What kind of tipping point will 2008 be?

With the seismic shifts of the credit crunch and escalating oil prices hitting us just as public concerns for the environment reach an all time high, 2008 is beginning to be seen as a crunch year heralding in fundamental social changes. I was wondering if 2008 will have anything in common with earlier tipping point years and what we should do in response.

Will 2008 be 1929 again? The Wall Street crash was the most devastating economic crisis in the history of the US, triggering the Great Depression, mass unemployment and a decade of decline across the world’s industrial nations. If this is what we’re in for get your cash out of the banks before they collapse.

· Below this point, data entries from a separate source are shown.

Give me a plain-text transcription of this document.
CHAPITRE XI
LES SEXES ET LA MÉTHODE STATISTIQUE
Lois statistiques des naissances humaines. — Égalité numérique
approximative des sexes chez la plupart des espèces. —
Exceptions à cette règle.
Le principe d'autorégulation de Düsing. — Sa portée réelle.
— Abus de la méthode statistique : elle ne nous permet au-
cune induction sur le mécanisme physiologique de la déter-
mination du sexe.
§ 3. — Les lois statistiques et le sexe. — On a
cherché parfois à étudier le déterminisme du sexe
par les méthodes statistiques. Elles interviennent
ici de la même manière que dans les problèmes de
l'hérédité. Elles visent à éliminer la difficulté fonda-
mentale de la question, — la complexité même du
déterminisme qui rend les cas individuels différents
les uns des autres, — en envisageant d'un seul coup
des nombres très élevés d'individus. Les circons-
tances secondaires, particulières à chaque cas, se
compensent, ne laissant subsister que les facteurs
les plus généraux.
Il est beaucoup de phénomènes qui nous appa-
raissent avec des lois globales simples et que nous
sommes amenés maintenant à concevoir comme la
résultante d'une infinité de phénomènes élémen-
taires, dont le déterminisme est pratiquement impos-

Will 2008 be ’45 again? Britain came out the war on the winning side but skint. A decade of austerity followed. People grew their food, made do with what they had and wasted nothing. We came out of it with the Welfare State. Get your name down for an allotment.

Will 2008 be ’73 again? The OPEC oil crisis led to increasing price of petrol and the (temporary) end of the big American car. In Britain, escalating cost of living intensified industrial strife over the following decade. Power cuts, strikes and 3 day weeks defined the 70’s. Buy some candles.

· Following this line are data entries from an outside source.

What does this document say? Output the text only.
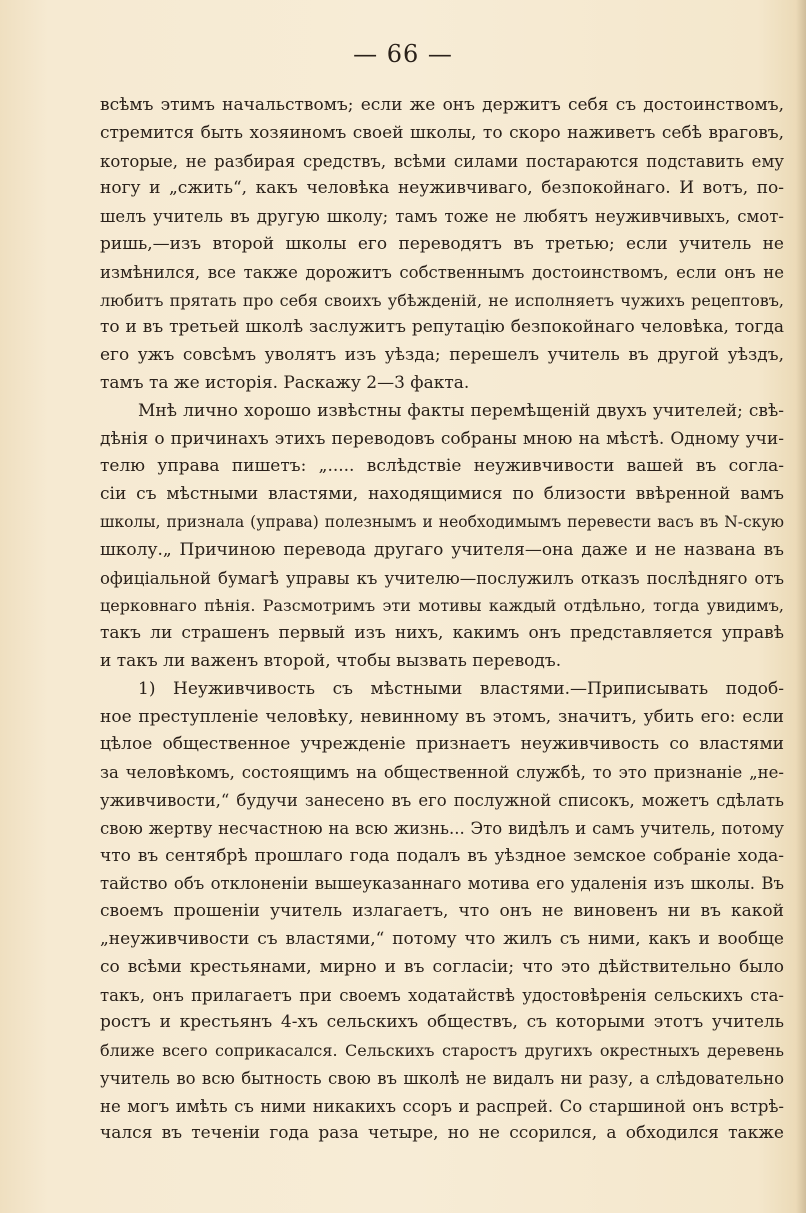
— 66 —
всѣмъ этимъ начальствомъ; если же онъ держитъ себя съ достоинствомъ,
стремится быть хозяиномъ своей школы, то скоро наживетъ себѣ враговъ,
которые, не разбирая средствъ, всѣми силами постараются подставить ему
ногу и „сжить“, какъ человѣка неуживчиваго, безпокойнаго. И вотъ, по-
шелъ учитель въ другую школу; тамъ тоже не любятъ неуживчивыхъ, смот-
ришь,—изъ второй школы его переводятъ въ третью; если учитель не
измѣнился, все также дорожитъ собственнымъ достоинствомъ, если онъ не
любитъ прятать про себя своихъ убѣжденій, не исполняетъ чужихъ рецептовъ,
то и въ третьей школѣ заслужитъ репутацію безпокойнаго человѣка, тогда
его ужъ совсѣмъ уволятъ изъ уѣзда; перешелъ учитель въ другой уѣздъ,
тамъ та же исторія. Раскажу 2—3 факта.
Мнѣ лично хорошо извѣстны факты перемѣщеній двухъ учителей; свѣ-
дѣнія о причинахъ этихъ переводовъ собраны мною на мѣстѣ. Одному учи-
телю управа пишетъ: „..... вслѣдствіе неуживчивости вашей въ согла-
сіи съ мѣстными властями, находящимися по близости ввѣренной вамъ
школы, признала (управа) полезнымъ и необходимымъ перевести васъ въ N-скую
школу.„ Причиною перевода другаго учителя—она даже и не названа въ
офиціальной бумагѣ управы къ учителю—послужилъ отказъ послѣдняго отъ
церковнаго пѣнія. Разсмотримъ эти мотивы каждый отдѣльно, тогда увидимъ,
такъ ли страшенъ первый изъ нихъ, какимъ онъ представляется управѣ
и такъ ли важенъ второй, чтобы вызвать переводъ.
1) Неуживчивость съ мѣстными властями.—Приписывать подоб-
ное преступленіе человѣку, невинному въ этомъ, значитъ, убить его: если
цѣлое общественное учрежденіе признаетъ неуживчивость со властями
за человѣкомъ, состоящимъ на общественной службѣ, то это признаніе „не-
уживчивости,“ будучи занесено въ его послужной списокъ, можетъ сдѣлать
свою жертву несчастною на всю жизнь... Это видѣлъ и самъ учитель, потому
что въ сентябрѣ прошлаго года подалъ въ уѣздное земское собраніе хода-
тайство объ отклоненіи вышеуказаннаго мотива его удаленія изъ школы. Въ
своемъ прошеніи учитель излагаетъ, что онъ не виновенъ ни въ какой
„неуживчивости съ властями,“ потому что жилъ съ ними, какъ и вообще
со всѣми крестьянами, мирно и въ согласіи; что это дѣйствительно было
такъ, онъ прилагаетъ при своемъ ходатайствѣ удостовѣренія сельскихъ ста-
ростъ и крестьянъ 4-хъ сельскихъ обществъ, съ которыми этотъ учитель
ближе всего соприкасался. Сельскихъ старостъ другихъ окрестныхъ деревень
учитель во всю бытность свою въ школѣ не видалъ ни разу, а слѣдовательно
не могъ имѣть съ ними никакихъ ссоръ и распрей. Со старшиной онъ встрѣ-
чался въ теченіи года раза четыре, но не ссорился, а обходился также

Will 2008 be ’98 again? For months the media whipped up fears of a recession but it turned out to be a storm in a tea cup. The economy kept going and was ultimately buoyed by the dotcom boom. Stop reading the papers.

Or will 2008 be nothing like any of the above yet just a little like all of them? People trade down to more eco-friendly cars not only for environmental reasons but because petrol is just too expensive; people start growing their own food because food prices skyrocket; people stop betting everything on the housing market because the banks can’t afford to give anyone a mortgage so there is little growth in value; and then the banks start offering better saving rates because they need to raise capital and so people achieve a healthy level of personal savings.

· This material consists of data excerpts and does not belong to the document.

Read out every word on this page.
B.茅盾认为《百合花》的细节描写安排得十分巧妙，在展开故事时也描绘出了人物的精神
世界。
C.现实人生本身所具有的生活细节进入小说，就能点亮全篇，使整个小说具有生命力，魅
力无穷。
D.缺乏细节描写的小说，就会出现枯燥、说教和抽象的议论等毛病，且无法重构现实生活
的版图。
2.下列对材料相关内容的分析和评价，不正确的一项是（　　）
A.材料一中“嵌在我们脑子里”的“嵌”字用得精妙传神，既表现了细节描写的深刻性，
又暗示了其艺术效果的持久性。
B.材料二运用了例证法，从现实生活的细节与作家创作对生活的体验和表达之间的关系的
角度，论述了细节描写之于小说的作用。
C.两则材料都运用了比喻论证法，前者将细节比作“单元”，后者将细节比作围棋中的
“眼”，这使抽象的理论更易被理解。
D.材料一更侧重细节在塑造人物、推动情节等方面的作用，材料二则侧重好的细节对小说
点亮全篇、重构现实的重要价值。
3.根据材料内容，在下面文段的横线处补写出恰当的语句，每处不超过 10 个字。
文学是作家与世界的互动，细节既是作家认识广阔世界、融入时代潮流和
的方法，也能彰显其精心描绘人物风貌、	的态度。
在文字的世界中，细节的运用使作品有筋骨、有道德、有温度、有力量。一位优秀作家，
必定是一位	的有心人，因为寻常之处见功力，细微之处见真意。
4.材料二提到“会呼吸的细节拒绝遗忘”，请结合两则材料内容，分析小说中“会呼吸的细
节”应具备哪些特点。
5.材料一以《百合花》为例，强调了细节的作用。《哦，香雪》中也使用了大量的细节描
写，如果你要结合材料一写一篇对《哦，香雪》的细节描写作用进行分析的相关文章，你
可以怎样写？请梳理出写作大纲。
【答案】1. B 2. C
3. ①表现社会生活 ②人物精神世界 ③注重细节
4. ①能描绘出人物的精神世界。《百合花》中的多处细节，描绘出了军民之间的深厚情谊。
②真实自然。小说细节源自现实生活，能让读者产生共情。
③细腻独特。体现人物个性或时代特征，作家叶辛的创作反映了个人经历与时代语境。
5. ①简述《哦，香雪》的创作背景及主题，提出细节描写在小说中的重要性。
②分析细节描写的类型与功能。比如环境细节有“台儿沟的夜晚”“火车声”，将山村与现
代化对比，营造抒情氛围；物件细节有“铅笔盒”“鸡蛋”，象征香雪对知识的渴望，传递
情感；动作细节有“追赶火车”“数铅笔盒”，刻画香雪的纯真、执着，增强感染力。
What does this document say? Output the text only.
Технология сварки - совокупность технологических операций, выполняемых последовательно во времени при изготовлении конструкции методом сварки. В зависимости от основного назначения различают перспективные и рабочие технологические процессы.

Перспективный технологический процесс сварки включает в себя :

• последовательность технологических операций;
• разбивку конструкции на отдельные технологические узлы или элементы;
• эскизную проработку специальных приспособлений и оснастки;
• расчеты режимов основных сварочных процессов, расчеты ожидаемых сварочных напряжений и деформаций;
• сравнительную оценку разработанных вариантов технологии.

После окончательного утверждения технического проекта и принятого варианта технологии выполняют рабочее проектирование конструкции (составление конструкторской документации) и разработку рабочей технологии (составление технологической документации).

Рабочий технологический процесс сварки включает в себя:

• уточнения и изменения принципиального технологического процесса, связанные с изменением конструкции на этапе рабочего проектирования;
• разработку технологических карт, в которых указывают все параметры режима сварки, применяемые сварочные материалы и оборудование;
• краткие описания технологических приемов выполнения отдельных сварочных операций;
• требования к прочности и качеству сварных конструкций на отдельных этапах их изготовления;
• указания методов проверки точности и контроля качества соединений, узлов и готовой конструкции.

OK, making forecasts like this is just asking for it but here’s one that seems likely: the big cultural debate of the next decade will be between the advocates of sustainable living in the broadest sense and those who still encourage conspicuous consumption.




Anonymous said...

I think you're probably right about it being consumerism vs sustainability. But I think the important places to watch are China and India. It's how they handle the oncoming crisis which will be important not what us relatively well-off developed nations think. It's how they choose to develop industry, housing and consumerism which will dictate the world's future. Look to the East - a new industrial revolution is coming. And it will affect us all.

Anonymous said...

I've just read that the Co-op have bought Somerfield for £1.57bn - I hope they know what they're letting themselves in for when we all start growing our own fruit and veg.

Anonymous said...

I was watching TV the other night and saw a loan ad from Lloyds TSB. They were actually encouraging people to borrow money to go on holiday - Excuse me?! In the current climate is that really what they should be out there talking how - how incredibly cynical. Yes of course, the banks need to keep earning money from loans - more than ever, in some ways I suppose. But surely what they should be doing, outwardly, is encouraging people to be more responsible and save (another, let's say safer revenue stream for them) - surely the ease at which people borrow to go on holiday etc (as opposed to saving up) is reflective of the profligacy that has got us into the mess we're in. Back to the ad, if Barclays were going out with this advertising, I probably wouldn't be annoyed as I'd expect it from them, but only a few weeks ago the Lloyds TSB marketing director was saying how his brand is the "responsible grown up voice - that understands the situation its customers are in". Really? is that why you are trying to get them more into debt?

This points to the huge challenge that faces us. What we really need to be doing is reassessing our lives - realising that we have been living frivolously and wastefully for the last couple of decades and we need to start taking responsibility again and living within our means. Unfortunately, extravagance, and living outside of our means, has become so ingrained in our behaviour, and brands are still all to happy to encourage to this and make money from it, that one wonders if we can turn ourselves around. One wonders just how bad it needs to get, before people wisen up, and before brands start re-evaluating how they earn money from us.